Rouchaud Aymeric, Saleme Suzana, Gory Benjamin, Ayoub David, Mounayer Charbel
Department of Interventional Neuroradiology, CHU Dupuytren; Limoges, France. -
Interv Neuroradiol. 2013 Dec;19(4):471-8. doi: 10.1177/159101991301900411. Epub 2013 Dec 18.

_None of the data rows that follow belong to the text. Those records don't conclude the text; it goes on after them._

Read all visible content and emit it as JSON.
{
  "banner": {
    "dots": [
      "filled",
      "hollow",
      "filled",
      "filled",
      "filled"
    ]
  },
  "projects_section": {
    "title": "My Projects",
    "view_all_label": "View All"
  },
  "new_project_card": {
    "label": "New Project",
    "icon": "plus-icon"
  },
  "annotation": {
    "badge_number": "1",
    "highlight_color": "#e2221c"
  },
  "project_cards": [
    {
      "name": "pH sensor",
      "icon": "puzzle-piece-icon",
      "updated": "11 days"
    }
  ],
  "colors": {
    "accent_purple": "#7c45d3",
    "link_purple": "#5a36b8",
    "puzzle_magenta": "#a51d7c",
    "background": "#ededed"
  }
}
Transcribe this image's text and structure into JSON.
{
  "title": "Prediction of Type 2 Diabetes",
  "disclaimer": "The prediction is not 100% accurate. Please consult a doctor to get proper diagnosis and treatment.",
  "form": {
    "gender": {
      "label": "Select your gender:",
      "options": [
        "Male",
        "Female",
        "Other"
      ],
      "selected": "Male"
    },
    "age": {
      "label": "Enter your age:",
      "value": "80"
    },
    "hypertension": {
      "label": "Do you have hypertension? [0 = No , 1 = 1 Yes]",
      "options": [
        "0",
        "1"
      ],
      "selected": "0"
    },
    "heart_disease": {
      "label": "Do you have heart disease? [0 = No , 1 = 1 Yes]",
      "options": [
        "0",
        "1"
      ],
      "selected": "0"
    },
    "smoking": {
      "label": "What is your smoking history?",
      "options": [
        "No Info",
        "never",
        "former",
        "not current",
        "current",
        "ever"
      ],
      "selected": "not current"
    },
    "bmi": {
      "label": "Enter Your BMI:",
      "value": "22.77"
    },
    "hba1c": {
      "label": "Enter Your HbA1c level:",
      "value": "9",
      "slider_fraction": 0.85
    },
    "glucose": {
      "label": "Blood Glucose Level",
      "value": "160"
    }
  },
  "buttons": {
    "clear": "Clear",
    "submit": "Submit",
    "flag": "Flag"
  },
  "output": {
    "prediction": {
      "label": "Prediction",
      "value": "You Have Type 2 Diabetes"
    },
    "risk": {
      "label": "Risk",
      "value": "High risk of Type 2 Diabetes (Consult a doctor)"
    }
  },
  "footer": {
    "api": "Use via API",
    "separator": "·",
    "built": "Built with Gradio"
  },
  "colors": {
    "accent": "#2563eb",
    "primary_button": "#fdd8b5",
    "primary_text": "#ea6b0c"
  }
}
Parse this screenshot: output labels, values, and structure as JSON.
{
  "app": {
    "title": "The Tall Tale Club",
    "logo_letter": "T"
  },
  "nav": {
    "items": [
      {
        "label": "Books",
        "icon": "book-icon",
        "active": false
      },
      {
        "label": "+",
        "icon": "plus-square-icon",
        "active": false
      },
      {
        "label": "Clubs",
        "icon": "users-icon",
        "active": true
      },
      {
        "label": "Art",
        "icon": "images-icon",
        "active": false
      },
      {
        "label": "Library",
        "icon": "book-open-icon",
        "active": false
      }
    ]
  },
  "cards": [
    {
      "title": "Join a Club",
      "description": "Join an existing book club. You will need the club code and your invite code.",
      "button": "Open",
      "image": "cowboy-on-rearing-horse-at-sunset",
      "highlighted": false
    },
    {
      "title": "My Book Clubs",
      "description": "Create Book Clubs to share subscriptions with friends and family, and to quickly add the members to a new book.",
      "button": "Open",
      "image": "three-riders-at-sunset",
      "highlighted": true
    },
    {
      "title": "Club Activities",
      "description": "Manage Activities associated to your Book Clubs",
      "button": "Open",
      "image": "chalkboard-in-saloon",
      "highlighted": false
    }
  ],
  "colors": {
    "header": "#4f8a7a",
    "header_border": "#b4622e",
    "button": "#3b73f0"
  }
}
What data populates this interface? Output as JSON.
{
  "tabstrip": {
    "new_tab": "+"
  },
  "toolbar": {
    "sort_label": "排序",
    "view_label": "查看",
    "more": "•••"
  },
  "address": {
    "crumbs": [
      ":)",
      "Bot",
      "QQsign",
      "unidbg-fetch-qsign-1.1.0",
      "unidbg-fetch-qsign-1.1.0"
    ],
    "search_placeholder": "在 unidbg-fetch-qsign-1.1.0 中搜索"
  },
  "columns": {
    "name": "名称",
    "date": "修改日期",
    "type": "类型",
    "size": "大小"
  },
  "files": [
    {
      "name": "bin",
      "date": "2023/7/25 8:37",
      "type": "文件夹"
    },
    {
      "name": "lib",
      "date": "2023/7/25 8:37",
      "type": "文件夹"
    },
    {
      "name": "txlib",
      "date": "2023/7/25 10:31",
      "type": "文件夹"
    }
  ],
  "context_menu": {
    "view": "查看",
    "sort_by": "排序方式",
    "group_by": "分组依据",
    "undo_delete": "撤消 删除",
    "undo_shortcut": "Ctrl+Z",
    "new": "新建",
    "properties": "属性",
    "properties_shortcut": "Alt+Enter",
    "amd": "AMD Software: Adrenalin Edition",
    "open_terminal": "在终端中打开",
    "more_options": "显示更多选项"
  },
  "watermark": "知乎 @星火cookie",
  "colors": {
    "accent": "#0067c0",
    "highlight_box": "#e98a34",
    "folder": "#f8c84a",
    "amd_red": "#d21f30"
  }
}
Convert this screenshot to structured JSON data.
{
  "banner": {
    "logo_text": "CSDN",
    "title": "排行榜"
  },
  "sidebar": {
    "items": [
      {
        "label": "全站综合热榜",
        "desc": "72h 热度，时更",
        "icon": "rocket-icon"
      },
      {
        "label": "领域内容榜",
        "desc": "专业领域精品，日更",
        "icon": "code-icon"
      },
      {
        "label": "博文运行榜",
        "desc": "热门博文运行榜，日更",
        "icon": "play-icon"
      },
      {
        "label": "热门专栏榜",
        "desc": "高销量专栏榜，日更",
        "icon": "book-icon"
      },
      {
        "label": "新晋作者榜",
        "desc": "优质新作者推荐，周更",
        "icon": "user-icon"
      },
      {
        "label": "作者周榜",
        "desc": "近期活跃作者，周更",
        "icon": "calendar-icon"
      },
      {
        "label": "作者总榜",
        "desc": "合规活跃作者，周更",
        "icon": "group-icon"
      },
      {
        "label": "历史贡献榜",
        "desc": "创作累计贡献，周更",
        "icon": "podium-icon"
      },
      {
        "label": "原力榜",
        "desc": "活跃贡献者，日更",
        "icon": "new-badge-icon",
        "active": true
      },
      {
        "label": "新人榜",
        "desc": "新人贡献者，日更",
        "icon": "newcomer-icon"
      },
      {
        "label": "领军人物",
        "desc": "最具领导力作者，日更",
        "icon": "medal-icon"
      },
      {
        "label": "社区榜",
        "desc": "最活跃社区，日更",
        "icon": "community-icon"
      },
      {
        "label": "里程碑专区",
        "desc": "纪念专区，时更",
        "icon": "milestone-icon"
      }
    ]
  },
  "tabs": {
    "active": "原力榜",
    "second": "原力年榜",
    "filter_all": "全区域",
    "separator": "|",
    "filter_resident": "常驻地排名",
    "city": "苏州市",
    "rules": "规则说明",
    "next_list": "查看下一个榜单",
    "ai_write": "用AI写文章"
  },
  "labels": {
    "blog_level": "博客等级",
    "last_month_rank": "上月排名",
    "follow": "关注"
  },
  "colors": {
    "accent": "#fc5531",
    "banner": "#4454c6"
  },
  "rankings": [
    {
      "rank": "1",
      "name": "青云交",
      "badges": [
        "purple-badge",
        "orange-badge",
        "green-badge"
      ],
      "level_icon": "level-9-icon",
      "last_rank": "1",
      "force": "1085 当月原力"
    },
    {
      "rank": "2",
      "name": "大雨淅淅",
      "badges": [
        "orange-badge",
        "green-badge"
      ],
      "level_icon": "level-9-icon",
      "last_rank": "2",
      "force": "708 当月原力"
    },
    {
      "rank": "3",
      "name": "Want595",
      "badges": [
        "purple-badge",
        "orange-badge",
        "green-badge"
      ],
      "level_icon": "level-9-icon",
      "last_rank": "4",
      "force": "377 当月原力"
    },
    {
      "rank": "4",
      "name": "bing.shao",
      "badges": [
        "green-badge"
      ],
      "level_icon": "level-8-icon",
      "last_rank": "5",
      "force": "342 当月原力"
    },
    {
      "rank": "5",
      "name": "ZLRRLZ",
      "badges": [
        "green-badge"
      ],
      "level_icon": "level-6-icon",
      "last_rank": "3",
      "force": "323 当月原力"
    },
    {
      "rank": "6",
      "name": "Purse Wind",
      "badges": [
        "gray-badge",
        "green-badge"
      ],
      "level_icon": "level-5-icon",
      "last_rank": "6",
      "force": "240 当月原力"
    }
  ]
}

Blood blister-like aneurysms (BLAs) are rare lesions, associated with diffuse subarachnoid hemorrhage (SAH). BLAs tend to rebleed quickly after first bleeding and must be treated as an emergency. Acute treatment is challenging using surgical and endovascular approaches due to the fragile aneurysm wall and small sac. Flow-diverter stents (FDSs) may offer a new option for the treatment of difficult small aneurysms. We describe a case of a ruptured BLA on the anterior communicating artery (AComA) treated in the acute phase of SAH by endovascular exclusion of the AComA with deployment of two FDSs in the A1/A2 junctions of both anterior cerebral arteries (ACAs). A 61-year-old man was admitted for diffuse SAH with a focal interhemispheric hematoma. Angiography revealed multiple arterial wall irregularities on the AComA and both ACAs. We performed an endovascular shunt of the AComA by deploying two FDSs in both A1/A2 junctions. Immediate control injections confirmed flow diversion in the A1/A2 segments of the ACAs with decreased blood flow in the AComA. The patient's course in hospital was uneventful. A three-month follow-up angiogram confirmed complete exclusion of the aneurysms, complete exclusion of the AComA, and patency of the two ACAs without any persistent arterial wall irregularity. Endovascular bypass using an FDS for a ruptured BLA has never been described. It establishes a new therapeutic option despite the need for antiplatelet therapy. Endovascular AComA exclusion using an FDS may be a solution when no other treatment is available for a ruptured BLA.
血疱样动脉瘤(BLAs)是罕见病变,与弥漫性蛛网膜下腔出血(SAH)相关。BLAs首次出血后往往很快再次出血,必须作为急症治疗。由于动脉瘤壁脆弱且瘤囊小,采用手术和血管内方法进行急性治疗具有挑战性。血流导向支架(FDSs)可能为治疗困难的小动脉瘤提供新选择。我们描述了1例前交通动脉(AComA)破裂的BLA病例,在SAH急性期通过在双侧大脑前动脉(ACAs)的A1/A2交界处部署2个FDSs进行血管内封堵AComA来治疗。1名61岁男性因弥漫性SAH伴局灶性半球间血肿入院。血管造影显示AComA和双侧ACAs存在多处动脉壁不规则。我们通过在双侧A1/A2交界处部署2个FDSs对AComA进行血管内分流。即时对照注射证实ACAs的A1/A2段出现血流导向,AComA血流减少。患者住院过程顺利。3个月的随访血管造影证实动脉瘤完全封堵、AComA完全封堵,且双侧ACAs通畅,无任何持续性动脉壁不规则。从未有过使用FDS对破裂BLA进行血管内旁路治疗的报道。尽管需要抗血小板治疗,但它确立了一种新的治疗选择。当破裂BLA没有其他治疗方法可用时,使用FDS进行血管内封堵AComA可能是一种解决办法。